Caveats for the big day
Some people have questioned whether New York State has actually meant to give online ministers the power to witness weddings.
The exact wording by the state Department of Health reads that one of the people who has the right to officiate a marriage is “a member of the clergy or minister who has been officially ordained and granted authority to perform marriage ceremonies from a governing church body in accordance with the rules and regulations of the church body.” This would appear to include online ministers.
But in a May 2018 article in Nassau Lawyer, the Nassau County Bar Association journal, lawyers Jessica Sola and Dana Finkelstein warned that until laws are modified such marriages could potentially be declared void by a court, if half of the couple wishing to divorce contests the validity of the union based on the officiant’s qualifications. That could be “disastrous” to the spouse seeking alimony and other benefits, they wrote in the article with the headline, “Wait, We’re Not Married?!”
Divorce lawyer Bryan Salamone, who owns a Melville law firm specializing in divorce, said he’s handled thousands of separations over more than two decades and hasn’t seen this happen. If a couple is concerned, he said, they should also be married by a justice of the peace or other authorized official — then have their ordained friend or family member re-enact the public ceremony “when the groom kisses the bride.”
Bishop Lawrence Provenzano of the Episcopal Diocese of Long Island says he doesn’t consider officiants who are ordained online as actual members of the clergy, but rather people who are granted permission to act on behalf of the state. That doesn’t upset him, he said.
What concerns him, however, is what may be lost in this modernized process. Provenzano, who has been officiating at weddings for 38 years, won’t perform a ceremony without counseling the couple first. “I think it’s invaluable to meet with somebody who has training about this commitment that’s going to be made. I won’t do a wedding unless I meet with the couple at least four times.”
When Robert Vitelli, 44, and David Kilmnick, 51, married in 2012 in Sayville, they weren’t worried about such caveats. They wanted someone whom they looked up to, to perform their ceremony, and they asked the late Robert Hawkins, Kilmnick said.
“He was one of my professors at Stony Brook University and became the first board chairman of the LGBT Network,” Kilmnick said. Kilmnick and Vitelli both work for the LGBT Network, which advocates for the gay community on Long Island.
Fear of bloopers
Brunson and Choinski plan to work hand-in-hand with Bevilacqua to create a lighthearted, fun ceremony for their upcoming Big Day.
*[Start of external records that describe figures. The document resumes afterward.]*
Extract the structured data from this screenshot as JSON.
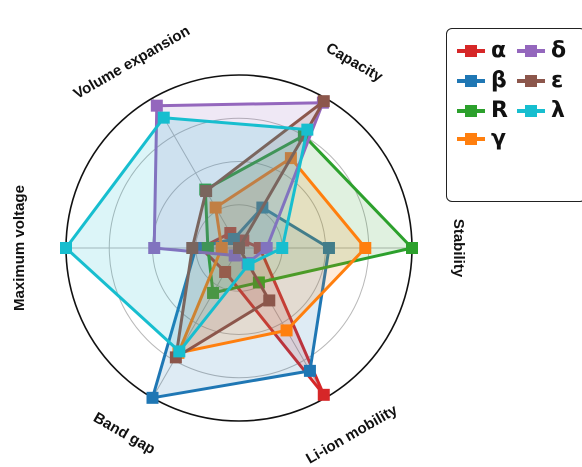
{
  "chart_data": {
    "type": "radar",
    "axes": [
      "Stability",
      "Capacity",
      "Volume expansion",
      "Maximum voltage",
      "Band gap",
      "Li-ion mobility"
    ],
    "range": [
      0,
      1
    ],
    "grid": true,
    "legend_position": "top-right",
    "series": [
      {
        "name": "α",
        "color": "#d62728",
        "values": [
          0.12,
          0.05,
          0.1,
          0.22,
          0.16,
          0.98
        ]
      },
      {
        "name": "β",
        "color": "#1f77b4",
        "values": [
          0.52,
          0.27,
          0.06,
          0.25,
          1.0,
          0.82
        ]
      },
      {
        "name": "R",
        "color": "#2ca02c",
        "values": [
          1.0,
          0.75,
          0.39,
          0.18,
          0.3,
          0.23
        ]
      },
      {
        "name": "γ",
        "color": "#ff7f0e",
        "values": [
          0.73,
          0.6,
          0.27,
          0.1,
          0.7,
          0.55
        ]
      },
      {
        "name": "δ",
        "color": "#9467bd",
        "values": [
          0.16,
          0.97,
          0.95,
          0.49,
          0.05,
          0.1
        ]
      },
      {
        "name": "ε",
        "color": "#8c564b",
        "values": [
          0.0,
          0.98,
          0.38,
          0.27,
          0.73,
          0.35
        ]
      },
      {
        "name": "λ",
        "color": "#17becf",
        "values": [
          0.25,
          0.79,
          0.87,
          1.0,
          0.69,
          0.11
        ]
      }
    ]
  }
}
Brunson, a health care businessman, said he’s ecstatic to have what will soon be “our” grandmother running the show. “When you talk to Nanny about it, she just lights up,” Brunson said.
“It’s going to be fun working with them, picking out readings,” Bevilacqua said. “If you’re taking the religious part out, you have to fill it with something else, or you’re going to have a five-minute ceremony.”
Bevilacqua has been poring through advice online from other ministers who suggest putting the speech into large print, practicing it repeatedly so you aren’t just reading, and wearing something that identifies you as the officiant — Bevilacqua plans to don a stole.
“One woman wrote that she forgot to ask everybody to sit down until halfway through the ceremony,” Bevilacqua said. “My greatest fear is I’ll forget to do something important. Like maybe the vows, and then they won’t be married.”
Choinski isn’t worried about bloopers, she just wants her maternal grandmother up there with her. “Nanny” was there at her Sweet 16 and at her high school and college graduations.
“She was there through every single life milestone,” Choinski said. “This is the grand finale of milestones, as big as it gets.”